Originally published at: https://boingboing.net/2019/01/29/quis-custodiet-zuckerberg.html

1 Like

Facebook is concerned that bad actors might expose their user’s information to malicious uses? Pot, kettle, black.

14 Likes

Transparency? Oh no, transparency isn’t for the little people. Let us handle that for you.

6 Likes

it’s really cool that the pro-publica article actually includes the javascript they used, and a detailed explanation of what facebook changed to stop the tools.

… browsers make a distinction between a click generated by the computer and one generated by your mouse. Clicks from your mouse are marked “isTrusted“ and those generated by computer code are not.

Facebook’s update blocks tools from clicking on the “Why Am I Seeing This” menu… [it] prevents clicks generated by computers — including browser extensions — on just that one button.

For example, it is still possible to automatically like a page, watch a video or click through on an ad — loopholes exploited by bots and misinformation campaigns attempting to gain credibility or turn a profit.

The same new section of code that blocks our tool also sends a “log event” to Facebook, noting when an ad transparency tool is detected.

6 Likes

It’s almost as if they have something to hide and don’t want these ads to be logged or exposed.

Time for a legal investigation then, if they won’t play nicely with non-profits. Calling the Southern District of New York…

4 Likes

Why am I not surprised that Zuckerberg would lump in Propublica and Mozilla with “bad actors”?
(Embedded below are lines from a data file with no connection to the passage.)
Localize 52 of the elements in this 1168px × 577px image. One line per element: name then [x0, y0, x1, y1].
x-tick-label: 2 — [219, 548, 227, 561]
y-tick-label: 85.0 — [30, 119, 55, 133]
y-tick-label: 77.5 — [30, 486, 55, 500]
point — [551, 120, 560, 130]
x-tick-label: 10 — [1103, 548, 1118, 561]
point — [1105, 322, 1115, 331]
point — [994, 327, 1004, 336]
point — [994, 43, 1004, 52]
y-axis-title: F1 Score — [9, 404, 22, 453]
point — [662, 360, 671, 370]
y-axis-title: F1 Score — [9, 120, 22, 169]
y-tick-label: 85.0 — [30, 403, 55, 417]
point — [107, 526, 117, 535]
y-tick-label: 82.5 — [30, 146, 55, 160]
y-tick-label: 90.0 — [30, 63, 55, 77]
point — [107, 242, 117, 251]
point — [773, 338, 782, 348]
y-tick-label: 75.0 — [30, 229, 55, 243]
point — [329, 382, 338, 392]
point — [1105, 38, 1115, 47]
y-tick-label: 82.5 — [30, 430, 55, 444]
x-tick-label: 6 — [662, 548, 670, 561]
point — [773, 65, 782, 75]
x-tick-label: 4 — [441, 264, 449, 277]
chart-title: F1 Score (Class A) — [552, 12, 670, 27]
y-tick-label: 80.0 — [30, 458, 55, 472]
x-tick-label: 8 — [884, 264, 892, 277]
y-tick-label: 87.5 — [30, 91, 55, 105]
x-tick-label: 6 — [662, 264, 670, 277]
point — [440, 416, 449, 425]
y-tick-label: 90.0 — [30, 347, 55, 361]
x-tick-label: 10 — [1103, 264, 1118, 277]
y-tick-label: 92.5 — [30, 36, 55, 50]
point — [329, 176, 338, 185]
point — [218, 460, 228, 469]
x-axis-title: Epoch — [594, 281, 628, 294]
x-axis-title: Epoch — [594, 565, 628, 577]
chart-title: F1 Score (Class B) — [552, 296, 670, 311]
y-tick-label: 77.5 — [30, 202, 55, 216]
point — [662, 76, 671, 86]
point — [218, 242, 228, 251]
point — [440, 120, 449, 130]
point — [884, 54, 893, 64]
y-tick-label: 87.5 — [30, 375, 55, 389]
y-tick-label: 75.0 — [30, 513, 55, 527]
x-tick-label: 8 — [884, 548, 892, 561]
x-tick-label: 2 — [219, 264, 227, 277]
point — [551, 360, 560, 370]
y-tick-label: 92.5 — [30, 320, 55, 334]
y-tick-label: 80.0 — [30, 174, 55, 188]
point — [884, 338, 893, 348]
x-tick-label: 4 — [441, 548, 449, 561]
There need to be a new browser extension, one that acts like a hosts file and bans the browser from connecting to or phoning home to any FB-related address. An exception might be a wizard process that walks the user through deleting his Facebook account.

2 Likes

So Facebook is evil. Is that a surprise?

Bit of an unfortunate metaphor, in the constitutional monarchies around here and the one I live in, the monarch is purely ceremonial. Doesn’t compare very well to facebook, which is an absolute monarchy if it’s anything.

3 Likes

This topic was automatically closed after 5 days. New replies are no longer allowed.